Эта буря в стакане воды произошла вскоре после нашего прибытия на аэродром Полезия. Союзники весьма пристально следили за развертыванием советской авиационной базы. Фиксировалось каждое действие, чуть ли не каждый шаг наших командиров. Слежка велась в несколько пар глаз. Даже на «Лаки тауэр» диспетчер строго регистрировал приземление каждого самолета.
Замыкающий нашей группы кораблей Си-47 по счету был десятым, хотя его порядковый номер на хвосте и фюзеляже стоял двенадцать (два самолета такого же типа прибыли в Бари несколько раньше). Диспетчер-хронометрист закрыл им свой журнал.

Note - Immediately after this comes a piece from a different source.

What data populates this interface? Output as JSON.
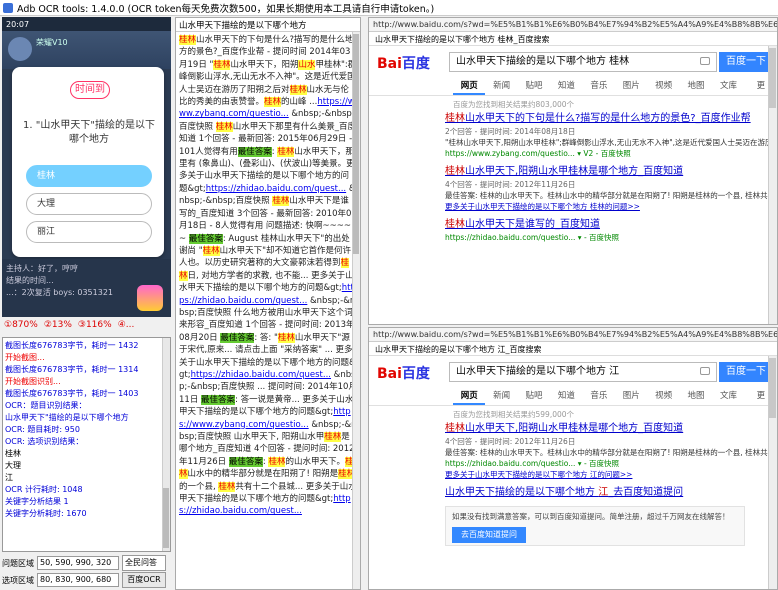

Таким образом, у него по списку числилось двенадцать советских машин.
В состав нашей авиагруппы входили военно-транспортные корабли Си-47, истребители сопровождения дальнего радиуса действия Як-9, которые прибыли из Румынии позже нас, перемахнув через Югославию и Адриатическое море. Кроме того, предполагалось иметь связной самолет, всем известный маленький [42] По-2. Вот он-то и сделался причиной суматохи, устроенной англо-американским командованием.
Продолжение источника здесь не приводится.